A this was my second trip to India, I can’t really say I experienced a huge cultural shock, although even on my last day I thought that I was going to go out and get hit by a bus because the traffic here is simply crazy!
You can’t really compile a list about India without listing the reasons why it is known as “Incredible India” throughout the world. For me, the biggest reason isn’t the amazing towering landmarks or the flavorful food, for me, the thing that makes India truly Indian is its people.
In India, you experience all sorts of social approaches, you can be swindled by a dishonest auto driver, you can be warmly greeted by a child on the street, you can be dragged into an intense conversation with a complete stranger or even be shown around town absolutely for free, as was the case for us when we visited beautiful Mysore. In all of these situations you always think the same thing: “My, what a peculiar country this is!” And India is in fact a world in its own, a colorful, unforgettable place where you always want to get away from while you’re there but where you always want to go back when you leave.
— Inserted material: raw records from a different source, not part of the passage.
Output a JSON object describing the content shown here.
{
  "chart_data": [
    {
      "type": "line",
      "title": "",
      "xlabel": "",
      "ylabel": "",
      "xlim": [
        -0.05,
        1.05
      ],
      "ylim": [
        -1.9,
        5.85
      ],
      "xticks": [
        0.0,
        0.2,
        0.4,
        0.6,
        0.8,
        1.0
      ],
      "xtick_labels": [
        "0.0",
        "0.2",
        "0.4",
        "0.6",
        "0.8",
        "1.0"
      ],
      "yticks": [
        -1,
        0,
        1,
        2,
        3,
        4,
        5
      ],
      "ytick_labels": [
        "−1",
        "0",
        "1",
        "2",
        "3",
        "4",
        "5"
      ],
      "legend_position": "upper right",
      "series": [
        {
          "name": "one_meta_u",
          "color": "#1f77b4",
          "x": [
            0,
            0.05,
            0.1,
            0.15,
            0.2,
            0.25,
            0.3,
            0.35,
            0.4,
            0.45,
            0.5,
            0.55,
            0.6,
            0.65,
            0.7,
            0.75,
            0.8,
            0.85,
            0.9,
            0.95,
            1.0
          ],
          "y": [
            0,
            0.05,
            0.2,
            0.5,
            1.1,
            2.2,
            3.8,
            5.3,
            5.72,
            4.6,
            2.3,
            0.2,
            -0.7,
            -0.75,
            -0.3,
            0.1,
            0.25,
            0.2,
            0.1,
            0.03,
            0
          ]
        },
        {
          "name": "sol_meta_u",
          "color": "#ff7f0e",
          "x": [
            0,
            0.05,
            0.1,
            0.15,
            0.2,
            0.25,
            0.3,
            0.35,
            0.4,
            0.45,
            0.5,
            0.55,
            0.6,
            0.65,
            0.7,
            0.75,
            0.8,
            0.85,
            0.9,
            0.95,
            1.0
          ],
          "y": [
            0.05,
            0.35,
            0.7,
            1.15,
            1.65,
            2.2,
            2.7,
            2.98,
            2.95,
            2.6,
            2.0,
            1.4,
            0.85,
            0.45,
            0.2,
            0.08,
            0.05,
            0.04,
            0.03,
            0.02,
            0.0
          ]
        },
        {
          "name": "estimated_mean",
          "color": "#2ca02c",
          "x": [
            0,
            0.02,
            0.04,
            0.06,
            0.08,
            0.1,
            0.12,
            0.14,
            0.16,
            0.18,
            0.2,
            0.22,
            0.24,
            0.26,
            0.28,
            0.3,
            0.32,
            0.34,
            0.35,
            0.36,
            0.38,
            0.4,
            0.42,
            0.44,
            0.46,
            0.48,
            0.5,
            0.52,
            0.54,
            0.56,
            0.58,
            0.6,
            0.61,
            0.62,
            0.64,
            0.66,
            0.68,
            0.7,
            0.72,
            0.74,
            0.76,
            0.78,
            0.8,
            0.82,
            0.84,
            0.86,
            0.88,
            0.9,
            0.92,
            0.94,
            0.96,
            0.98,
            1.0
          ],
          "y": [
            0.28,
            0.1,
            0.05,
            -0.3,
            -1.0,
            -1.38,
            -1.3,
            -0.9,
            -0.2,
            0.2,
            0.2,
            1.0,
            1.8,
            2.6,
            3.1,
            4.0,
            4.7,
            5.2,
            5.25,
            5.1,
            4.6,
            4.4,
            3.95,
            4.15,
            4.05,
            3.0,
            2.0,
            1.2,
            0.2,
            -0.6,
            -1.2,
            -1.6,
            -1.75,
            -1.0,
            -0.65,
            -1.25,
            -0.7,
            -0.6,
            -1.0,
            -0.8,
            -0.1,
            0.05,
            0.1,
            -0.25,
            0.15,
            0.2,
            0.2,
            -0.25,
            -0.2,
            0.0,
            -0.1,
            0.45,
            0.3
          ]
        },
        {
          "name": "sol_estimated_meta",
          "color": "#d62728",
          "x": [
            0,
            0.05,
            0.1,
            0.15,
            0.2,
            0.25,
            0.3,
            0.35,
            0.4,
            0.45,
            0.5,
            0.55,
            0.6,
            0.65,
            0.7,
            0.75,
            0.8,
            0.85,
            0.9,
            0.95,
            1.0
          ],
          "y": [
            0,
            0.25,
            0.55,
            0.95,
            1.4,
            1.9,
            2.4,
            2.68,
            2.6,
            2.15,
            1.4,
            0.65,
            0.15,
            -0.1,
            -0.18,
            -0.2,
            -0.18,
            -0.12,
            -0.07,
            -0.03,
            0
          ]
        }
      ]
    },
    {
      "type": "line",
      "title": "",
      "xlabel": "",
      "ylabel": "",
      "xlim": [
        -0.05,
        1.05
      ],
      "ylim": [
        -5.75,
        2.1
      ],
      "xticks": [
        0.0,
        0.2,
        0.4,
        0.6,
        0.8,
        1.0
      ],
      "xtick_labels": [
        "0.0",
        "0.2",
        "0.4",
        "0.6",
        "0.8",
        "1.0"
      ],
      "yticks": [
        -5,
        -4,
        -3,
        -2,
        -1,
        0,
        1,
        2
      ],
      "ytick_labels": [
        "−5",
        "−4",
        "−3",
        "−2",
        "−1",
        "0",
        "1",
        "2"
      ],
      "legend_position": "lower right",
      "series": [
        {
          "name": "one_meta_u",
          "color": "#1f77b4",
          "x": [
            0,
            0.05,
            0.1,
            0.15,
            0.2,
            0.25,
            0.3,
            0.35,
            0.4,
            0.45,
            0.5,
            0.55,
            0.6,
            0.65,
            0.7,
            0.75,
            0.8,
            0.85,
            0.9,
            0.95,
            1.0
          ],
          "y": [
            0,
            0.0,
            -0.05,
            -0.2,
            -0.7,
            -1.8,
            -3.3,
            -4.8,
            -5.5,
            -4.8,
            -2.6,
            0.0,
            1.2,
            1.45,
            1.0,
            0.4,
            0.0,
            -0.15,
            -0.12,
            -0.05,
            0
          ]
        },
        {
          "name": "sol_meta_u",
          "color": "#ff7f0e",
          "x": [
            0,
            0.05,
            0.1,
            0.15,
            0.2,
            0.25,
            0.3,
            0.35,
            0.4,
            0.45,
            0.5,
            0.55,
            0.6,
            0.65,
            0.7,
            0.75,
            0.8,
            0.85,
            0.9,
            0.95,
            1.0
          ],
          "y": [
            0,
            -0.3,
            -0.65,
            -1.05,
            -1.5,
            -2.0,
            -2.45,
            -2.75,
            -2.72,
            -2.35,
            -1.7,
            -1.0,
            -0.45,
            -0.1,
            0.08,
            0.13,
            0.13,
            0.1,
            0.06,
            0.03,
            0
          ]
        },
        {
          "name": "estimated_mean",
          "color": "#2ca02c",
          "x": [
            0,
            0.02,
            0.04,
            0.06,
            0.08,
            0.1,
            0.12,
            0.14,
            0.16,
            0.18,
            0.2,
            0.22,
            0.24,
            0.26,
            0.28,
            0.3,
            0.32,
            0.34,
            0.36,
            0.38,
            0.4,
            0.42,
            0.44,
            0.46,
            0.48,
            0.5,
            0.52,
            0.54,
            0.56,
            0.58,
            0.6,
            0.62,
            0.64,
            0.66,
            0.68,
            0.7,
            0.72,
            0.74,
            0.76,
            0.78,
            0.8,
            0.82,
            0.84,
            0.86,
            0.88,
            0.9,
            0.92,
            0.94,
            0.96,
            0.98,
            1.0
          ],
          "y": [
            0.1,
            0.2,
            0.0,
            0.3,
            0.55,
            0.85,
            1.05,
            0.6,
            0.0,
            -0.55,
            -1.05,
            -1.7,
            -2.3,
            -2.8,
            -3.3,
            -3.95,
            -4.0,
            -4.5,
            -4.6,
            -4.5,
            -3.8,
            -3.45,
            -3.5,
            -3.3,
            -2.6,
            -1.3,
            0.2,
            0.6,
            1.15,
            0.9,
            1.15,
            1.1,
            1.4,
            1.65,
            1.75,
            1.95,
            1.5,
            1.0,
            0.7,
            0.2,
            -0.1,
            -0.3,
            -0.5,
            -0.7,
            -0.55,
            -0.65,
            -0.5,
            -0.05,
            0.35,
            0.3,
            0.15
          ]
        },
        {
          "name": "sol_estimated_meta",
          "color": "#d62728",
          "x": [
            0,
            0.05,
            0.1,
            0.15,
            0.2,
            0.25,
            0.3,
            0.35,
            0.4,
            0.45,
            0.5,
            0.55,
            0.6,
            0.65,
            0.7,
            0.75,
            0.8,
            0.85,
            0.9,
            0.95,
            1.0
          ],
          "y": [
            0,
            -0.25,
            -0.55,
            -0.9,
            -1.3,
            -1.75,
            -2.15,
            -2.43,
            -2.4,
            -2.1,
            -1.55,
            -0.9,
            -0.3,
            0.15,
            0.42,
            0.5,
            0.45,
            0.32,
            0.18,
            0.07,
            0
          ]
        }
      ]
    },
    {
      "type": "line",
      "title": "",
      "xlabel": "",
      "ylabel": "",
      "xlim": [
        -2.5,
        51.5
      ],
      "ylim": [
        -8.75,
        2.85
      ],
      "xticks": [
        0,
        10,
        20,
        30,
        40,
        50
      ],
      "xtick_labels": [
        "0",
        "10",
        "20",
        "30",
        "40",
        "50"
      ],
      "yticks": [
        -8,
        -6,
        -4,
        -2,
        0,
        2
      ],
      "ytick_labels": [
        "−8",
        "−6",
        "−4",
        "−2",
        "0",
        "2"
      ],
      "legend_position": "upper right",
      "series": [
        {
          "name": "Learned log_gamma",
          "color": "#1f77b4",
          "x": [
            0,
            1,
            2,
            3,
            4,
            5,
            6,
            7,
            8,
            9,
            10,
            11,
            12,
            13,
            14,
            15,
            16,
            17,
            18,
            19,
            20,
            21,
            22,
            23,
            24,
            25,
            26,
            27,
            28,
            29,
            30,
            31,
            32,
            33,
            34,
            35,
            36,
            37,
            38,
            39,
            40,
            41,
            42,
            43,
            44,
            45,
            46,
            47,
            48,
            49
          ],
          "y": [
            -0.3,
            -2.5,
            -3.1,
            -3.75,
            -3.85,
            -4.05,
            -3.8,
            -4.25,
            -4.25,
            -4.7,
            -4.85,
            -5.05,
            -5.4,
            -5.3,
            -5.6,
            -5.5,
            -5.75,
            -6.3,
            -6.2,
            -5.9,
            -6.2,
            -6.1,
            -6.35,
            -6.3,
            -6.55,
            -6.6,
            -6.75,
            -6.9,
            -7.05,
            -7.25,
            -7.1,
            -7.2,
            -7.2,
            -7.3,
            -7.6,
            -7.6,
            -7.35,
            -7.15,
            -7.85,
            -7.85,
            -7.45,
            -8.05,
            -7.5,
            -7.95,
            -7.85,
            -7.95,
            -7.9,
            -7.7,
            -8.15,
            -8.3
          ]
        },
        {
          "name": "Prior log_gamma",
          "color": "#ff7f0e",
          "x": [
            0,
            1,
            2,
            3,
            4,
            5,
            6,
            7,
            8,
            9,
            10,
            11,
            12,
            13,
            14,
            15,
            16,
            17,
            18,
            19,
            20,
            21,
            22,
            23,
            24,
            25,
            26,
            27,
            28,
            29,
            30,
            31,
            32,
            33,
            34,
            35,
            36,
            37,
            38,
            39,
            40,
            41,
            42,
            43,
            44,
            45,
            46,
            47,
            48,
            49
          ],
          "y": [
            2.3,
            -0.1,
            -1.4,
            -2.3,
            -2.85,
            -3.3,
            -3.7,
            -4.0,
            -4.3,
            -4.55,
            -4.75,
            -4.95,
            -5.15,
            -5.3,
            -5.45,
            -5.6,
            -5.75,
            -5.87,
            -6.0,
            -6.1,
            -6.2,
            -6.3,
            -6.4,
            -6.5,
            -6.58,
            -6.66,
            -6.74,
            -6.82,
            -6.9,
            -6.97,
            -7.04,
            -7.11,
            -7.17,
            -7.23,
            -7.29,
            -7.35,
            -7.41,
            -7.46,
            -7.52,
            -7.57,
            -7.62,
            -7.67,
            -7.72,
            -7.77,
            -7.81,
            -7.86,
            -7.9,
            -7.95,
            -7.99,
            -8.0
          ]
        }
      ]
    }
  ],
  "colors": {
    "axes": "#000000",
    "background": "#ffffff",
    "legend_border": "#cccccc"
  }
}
Enough with the description of this incredible, sometimes surreal, country, let’s now focus on the reason that brought me to this special corner on Earth: volunteer work. I chose India to work because it was a country that was familiar to me and I knew that whatever happened, the people here would always make me feel at home. It was also a prime choice because of all of the countries that I’ve visited, it was the one that seemed to need the most help.
And here an important part of my stay in India came into play: SCEAD Foundation. Seeing as I came to India wanting to become involved with child education, the foundation was quick to associate me with a government school near Yedyur Lake where I taught basic conversational English. Parallel to that, I gave out some General Knowledge classes at a private school in Jayanagar and helped up with the organization and setup of several events, such as World Population Day, a “Save Girl Child” photography exhibition raising awareness on the topic of female infanticide and an exhibition for Hiroshima Day on the dangers of nuclear weapons.
I loved doing volunteer work for SCEAD because this NGO always gave me the freedom to do what I needed to do, what I thought was best. I was totally independent in the planning of my classes and all the ideas that I had for the school events were gladly welcomed. I also got to meet a lot of people, local and foreign, through my experience with this particular organization. This interaction with different individuals, who shared their distinct opinions and thoughts on a myriad of topics, really enlightened me on the cultural diversity of our planet.
I am shocked at what I know now about myself: me, someone who formerly didn’t care much about children, am now certain that I am never going to forget the young eyes that during these 6 weeks stared in awe and amazement at the mere of fact of me being a foreigner, these young faces so vivacious and eager to learn that they seem to have come out of a movie.